ToxMod (acquired by Activision in 2023, now also available to third parties) integrates at the audio platform level. Modulate.ai offers a standalone SDK. Both cost money on top of your voice infrastructure costs. ToxMod pricing is enterprise. Modulate.ai has been more accessible to indie developers, with pricing that scales by usage.
Are they worth it? If you have a game where minors play, or where voice is a primary communication channel, yes. If you're building a small game with a tight-knit community and manual moderation is feasible, maybe not at launch. The problem is that harassment incidents happen before you expect them. The first incident that gets posted to social media is the one that defines your game's reputation for a year.
At minimum, build a reporting flow before you launch voice. It doesn't have to be sophisticated. A button that captures a timestamp and the reported user's ID, emails it to you, and lets you act on it. That's the floor. From there you add tooling as the community grows.
Recording and Legal Considerations
Don't skip this. In some jurisdictions, recording voice communications without consent from all parties is illegal.
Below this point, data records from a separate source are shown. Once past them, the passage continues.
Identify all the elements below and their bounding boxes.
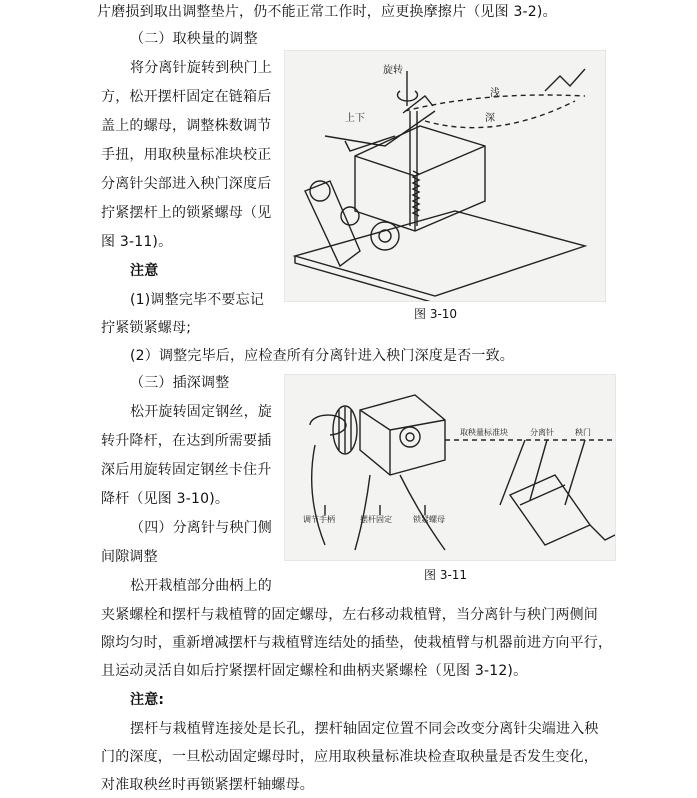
text-line: 转升降杆，在达到所需要插	[101, 433, 272, 449]
text-line: 松开栽植部分曲柄上的	[130, 578, 272, 594]
label-deep: 深	[485, 113, 495, 124]
text-line: 拧紧锁紧螺母;	[101, 320, 192, 336]
label-shallow: 浅	[490, 88, 500, 99]
note-title: 注意	[130, 263, 159, 279]
label-arm-fix: 摆杆固定	[360, 515, 392, 524]
text-line: 盖上的螺母，调整株数调节	[101, 118, 272, 134]
label-updown: 上下	[345, 113, 365, 124]
text-line: 将分离针旋转到秧门上	[130, 60, 272, 76]
text-line: (2）调整完毕后，应检查所有分离针进入秧门深度是否一致。	[130, 348, 514, 364]
text-line: (1)调整完毕不要忘记	[130, 292, 265, 308]
figure-3-11	[284, 374, 616, 561]
text-line: 降杆（见图 3-10)。	[101, 491, 230, 507]
text-line: 方，松开摆杆固定在链箱后	[101, 89, 272, 105]
text-line: 门的深度，一旦松动固定螺母时，应用取秧量标准块检查取秧量是否发生变化，	[101, 749, 598, 765]
text-line: 分离针尖部进入秧门深度后	[101, 176, 272, 192]
label-seedling-gate: 秧门	[575, 428, 591, 437]
figure-caption: 图 3-11	[424, 568, 468, 582]
note-title: 注意:	[130, 692, 165, 708]
figure-3-11-drawing	[285, 375, 615, 560]
section-heading-cont: 间隙调整	[101, 549, 158, 565]
text-line: 片磨损到取出调整垫片，仍不能正常工作时，应更换摩擦片（见图 3-2)。	[97, 4, 557, 20]
section-heading: （四）分离针与秧门侧	[130, 520, 272, 536]
text-line: 隙均匀时，重新增减摆杆与栽植臂连结处的插垫，使栽植臂与机器前进方向平行，	[101, 635, 613, 651]
text-line: 对准取秧丝时再锁紧摆杆轴螺母。	[101, 777, 314, 793]
section-heading: （二）取秧量的调整	[130, 31, 258, 47]
label-lock-nut: 锁紧螺母	[413, 515, 445, 524]
label-separator-needle: 分离针	[530, 428, 554, 437]
text-line: 深后用旋转固定钢丝卡住升	[101, 462, 272, 478]
label-rotate: 旋转	[383, 65, 403, 76]
text-line: 摆杆与栽植臂连接处是长孔，摆杆轴固定位置不同会改变分离针尖端进入秧	[130, 721, 599, 737]
text-line: 且运动灵活自如后拧紧摆杆固定螺栓和曲柄夹紧螺栓（见图 3-12)。	[101, 663, 528, 679]
text-line: 松开旋转固定钢丝，旋	[130, 404, 272, 420]
label-standard-block: 取秧量标准块	[460, 428, 508, 437]
text-line: 拧紧摆杆上的锁紧螺母（见	[101, 205, 272, 221]
figure-caption: 图 3-10	[414, 307, 458, 321]
label-adjust-handle: 调节手柄	[303, 515, 335, 524]
text-line: 图 3-11)。	[101, 234, 173, 250]
text-line: 手扭，用取秧量标准块校正	[101, 147, 272, 163]
section-heading: （三）插深调整	[130, 375, 230, 391]
figure-3-10-drawing	[285, 51, 605, 301]
text-line: 夹紧螺栓和摆杆与栽植臂的固定螺母，左右移动栽植臂，当分离针与秧门两侧间	[101, 607, 598, 623]
figure-3-10	[284, 50, 606, 302]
California, for example. If your game is played internationally, you need to know what you're recording and where you're storing it.
The standard approach is an explicit consent notice during onboarding: "Voice chat may be recorded for moderation purposes." If you're not recording, say that too. Players should know what their expectations are. Your ToS should cover this. I am not a lawyer; get actual legal advice before you record voice at any scale.
My Honest Take for Indie Devs
If I were starting a new multiplayer game today and it needed voice, here's what I'd actually do:
- Small browser game or early prototype: LiveKit self-hosted or cloud. Free tier gets you started. If it works, you grow from there without vendor lock-in.
- Unity or Unreal game, mid-size indie: Agora. Predictable pricing, good docs, available spatial audio extension. Budget $50-200/month for a moderately active player base and don't be surprised when moderation takes more time than the integration did.
- Serious commercial game, console ports, large player base: Talk to Vivox. Yes, the pricing conversation is annoying. Yes, the integration overhead is real. But at scale, having purpose-built gaming voice infrastructure with platform certification support is worth it.
- DIY WebRTC: Only if you're building browser-based and want control, or if you have backend engineering hours to spend and a specific reason not to use a managed solution.
The one thing I'd tell every developer adding voice for the first time: start with fewer channels than you think you need. One lobby channel, one in-game channel. Don't build zone-based spatial audio from the start. Get voice working and stable, watch how players use it, then add complexity. Voice chat architecture that looks elegant on a whiteboard often creates weird player behaviors in practice. Proximity audio especially, because players will immediately try to find the edge of the range and use it tactically in ways you didn't expect.
Voice changes the social texture of a multiplayer game more than almost any other feature. A game without voice feels like a game. A game with voice becomes a place. That's worth building. Just don't assume it's a weekend project.